|Monday, September 1, 2014

Facebook and Yahoo! in patent fight truce talks 

SAN FRANCISCO: Facebook and Yahoo! are in patent war truce talks that could end a legal battle between the companies, according to court documents available online Wednesday.

 

“The parties are currently engaged in settlement negotiations to resolve this dispute,” attorney Kevin Smith of the Yahoo! legal team said in a filing asking a federal court to allow the companies more time to negotiate.
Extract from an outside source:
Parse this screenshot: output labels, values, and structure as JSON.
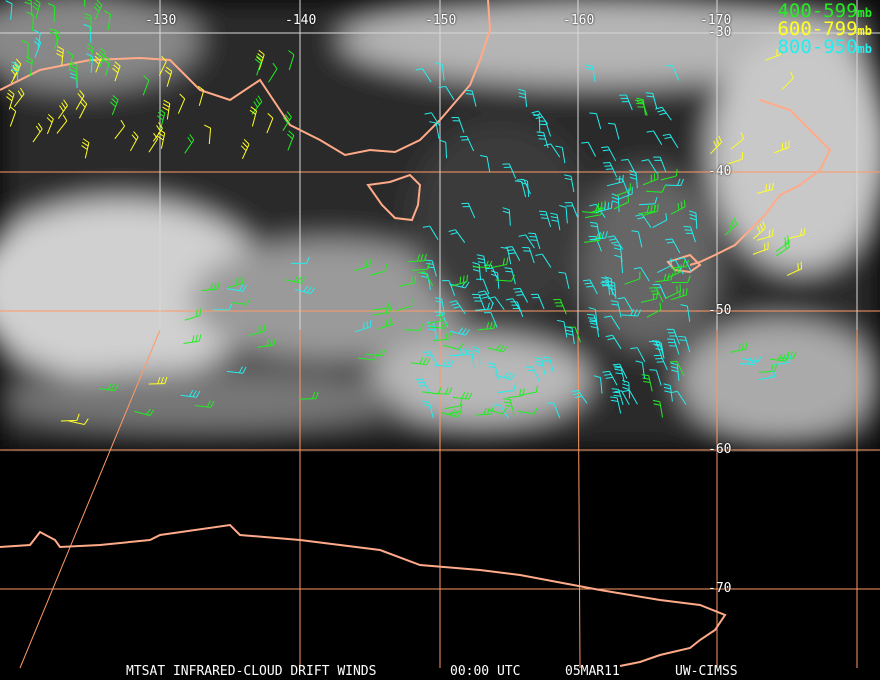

“The parties believe that a further extension will facilitate settlement.”

 

In March, Yahoo! filed suit against Facebook in US District Court in San Francisco, accusing the social networking giant of infringing on 10 patents.

 

The Yahoo! suit accused Facebook of infringing on patents in areas including advertising, privacy and messaging and contended that Facebook’s growth “has been based in large part on Facebook’s use of Yahoo!’s patented technology.”

 

Yahoo! asked the court to order Facebook to halt its alleged patent-infringing activities and to assess unspecified damages. Facebook, which is based in the northern California city of Menlo Park, denied violating any valid Yahoo! patents.

 

Facebook went on to accuse Yahoo! of infringing on its patented technology in a broad array of products including online venues for news, games, cars, travel and photo-sharing service Flickr.

 

The fight between Yahoo! and Facebook heated up in April with the floundering Internet pioneer accusing the social network star of buying patents just to retaliate in court. Yahoo! also added a few more patents to the list of intellectual property it claims Facebook is abusing.

 

“We remain perplexed by Yahoo’s erratic actions,” a Facebook spokesman told AFP at the time.

 

“We disagree with these latest claims and we will continue to defend ourselves vigorously.”

 

Patent suits are a frequent occurrence among smartphone and tablet computer makers, and the world’s best known brands are ensnared in a complex web of legal claims, but such suits are relatively rare among social media companies.